CIOs also like to be highly responsive to the business, and one of the key tenets of cloud is the ability to provide on-demand self-service: spin up compute or platforms on the fly as needed and relinquish them when the task is complete. When you add the ability to rapidly expand resources, you can see how a growing business can easily expand beyond the resources of its own internal capacity.

The case for hybrid
This is where the hybrid aspect steps in. While still not simple, it allows businesses to control applications and data within their own infrastructure but burst resources into the services of one or more public cloud providers as needed and then retract resources when the crunch is over. These kinds of scenarios always raise governance and management issues; we will address those a bit later. For now, let’s look at the technical challenges.
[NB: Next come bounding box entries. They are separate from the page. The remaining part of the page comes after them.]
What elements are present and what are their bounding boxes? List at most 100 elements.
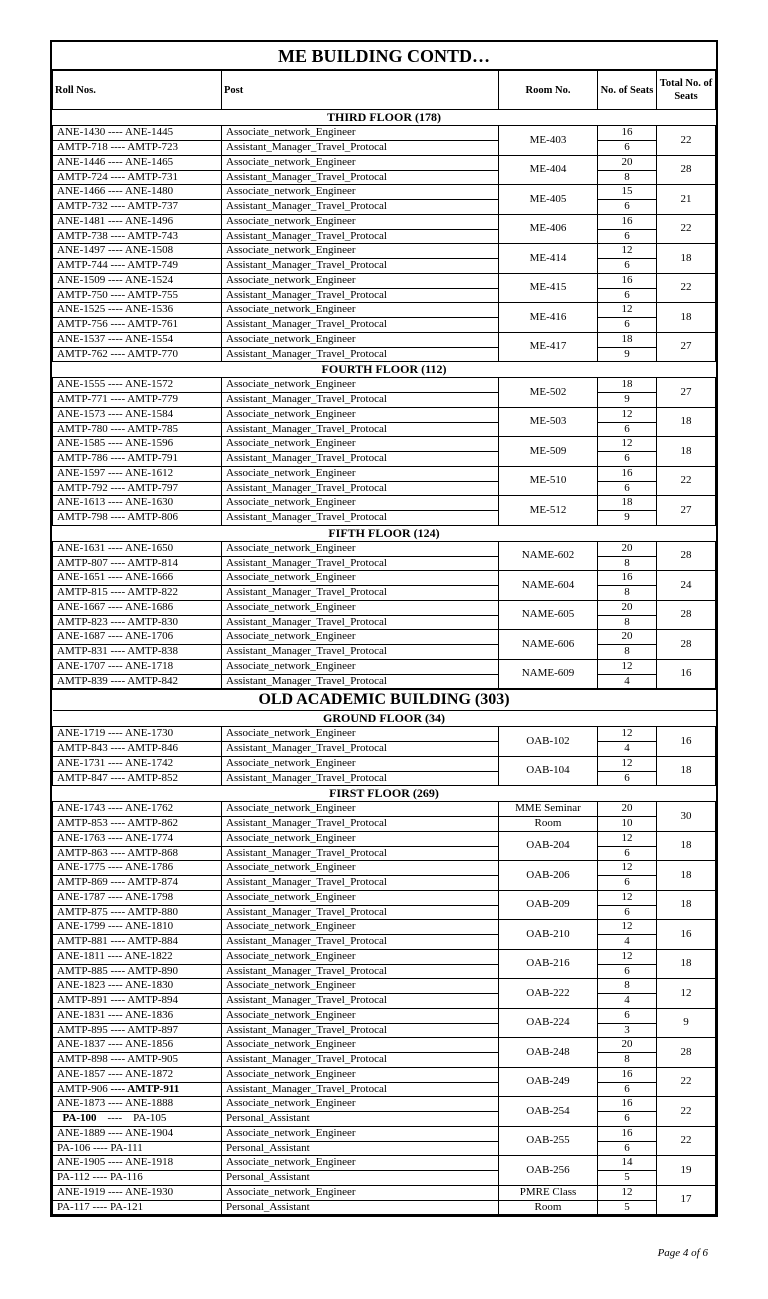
table-header-row: Roll Nos. Post Room No. No. of Seats Tot… — [53, 71, 716, 110]
cell-seats: 20 — [598, 541, 657, 556]
cell-seats: 8 — [598, 615, 657, 630]
cell-room: OAB-222 — [499, 979, 598, 1009]
cell-room: OAB-224 — [499, 1008, 598, 1038]
floor-header: GROUND FLOOR (34) — [53, 711, 716, 727]
table-row: ANE-1585 ---- ANE-1596Associate_network_… — [53, 437, 716, 452]
cell-room: ME-406 — [499, 214, 598, 244]
cell-room: ME-416 — [499, 303, 598, 333]
table-row: AMTP-798 ---- AMTP-806Assistant_Manager_… — [53, 511, 716, 526]
cell-seats: 4 — [598, 742, 657, 757]
table-row: AMTP-771 ---- AMTP-779Assistant_Manager_… — [53, 393, 716, 408]
cell-roll: ANE-1631 ---- ANE-1650 — [53, 541, 222, 556]
cell-roll: AMTP-732 ---- AMTP-737 — [53, 200, 222, 215]
cell-seats: 20 — [598, 630, 657, 645]
cell-roll: AMTP-807 ---- AMTP-814 — [53, 556, 222, 571]
cell-roll: ANE-1651 ---- ANE-1666 — [53, 571, 222, 586]
table-row: AMTP-863 ---- AMTP-868Assistant_Manager_… — [53, 846, 716, 861]
cell-seats: 6 — [598, 1008, 657, 1023]
cell-roll: ANE-1597 ---- ANE-1612 — [53, 466, 222, 481]
cell-roll: ANE-1919 ---- ANE-1930 — [53, 1185, 222, 1200]
cell-seats: 6 — [598, 259, 657, 274]
table-row: PA-112 ---- PA-116Personal_Assistant5 — [53, 1171, 716, 1186]
cell-seats: 16 — [598, 1126, 657, 1141]
cell-post: Associate_network_Engineer — [222, 303, 499, 318]
table-row: ANE-1707 ---- ANE-1718Associate_network_… — [53, 659, 716, 674]
cell-seats: 10 — [598, 817, 657, 832]
cell-roll: AMTP-762 ---- AMTP-770 — [53, 347, 222, 362]
table-row: ANE-1873 ---- ANE-1888Associate_network_… — [53, 1097, 716, 1112]
cell-seats: 6 — [598, 905, 657, 920]
cell-roll: AMTP-898 ---- AMTP-905 — [53, 1053, 222, 1068]
table-row: ANE-1719 ---- ANE-1730Associate_network_… — [53, 727, 716, 742]
cell-post: Associate_network_Engineer — [222, 1185, 499, 1200]
cell-post: Assistant_Manager_Travel_Protocal — [222, 905, 499, 920]
cell-roll: ANE-1446 ---- ANE-1465 — [53, 155, 222, 170]
cell-total: 17 — [657, 1185, 716, 1215]
cell-seats: 8 — [598, 645, 657, 660]
cell-seats: 6 — [598, 200, 657, 215]
cell-seats: 6 — [598, 771, 657, 786]
cell-roll: PA-117 ---- PA-121 — [53, 1200, 222, 1215]
page-title: ME BUILDING CONTD… — [52, 42, 716, 70]
table-row: AMTP-891 ---- AMTP-894Assistant_Manager_… — [53, 994, 716, 1009]
cell-total: 28 — [657, 600, 716, 630]
floor-header: FOURTH FLOOR (112) — [53, 362, 716, 378]
cell-total: 24 — [657, 571, 716, 601]
cell-roll: AMTP-863 ---- AMTP-868 — [53, 846, 222, 861]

Companies need resource pooling and sufficient network access as the foundation in order to provide self-service cloud resources that can easily expand to meet demand. Resource pooling requires the right tools and applications, including cloud orchestration software and service brokers. The goal, as I discuss in this report, is that internal business can order compute, software, or platforms and never know whether the resources are drawn from a local virtualized data center or a service provider.

To deliver this kind of load balancing based on usage or demand, applications built to use a well-architected hybrid setup can burst internal cloud resources, and when the limit is hit, burst further into the integrated service providers. The key words, of course, are “well-architected.”

Costs and capabilities
The costs and capabilities of public cloud providers are in a constant state a flux. For IT, that’s good news and bad news.

On the upside, recent price wars among major providers, including Amazon Web Services, IBM SoftLayer, and Microsoft Azure, are good news for customers because they’re driving down the price of basic compute capacity. Even better is the drive among competitors to match or exceed the capabilities of rivals.

As an example, AWS’s Direct Connect option eases the process of setting up a secure link between your data center and Amazon’s facilities. Dedicated connections can maximize throughput, reduce network costs, and provide a more consistent experience — all major considerations when designing a hybrid cloud. Now, other commercial services are starting to provide the same level of connectivity; Windows Azure has its ExpressRoute, and IBM has Direct Link.

The downside of this rapid transition and expansion of services is that it could make your poorly planned or dated architecture look even worse, if it can’t morph to utilize the lower price points or the updated features. In the age of cloud, a system can become outdated in a year. The concept of investment protection has rarely been more relevant than when you undertake building out a private cloud with an expectation to add public services using a hybrid model.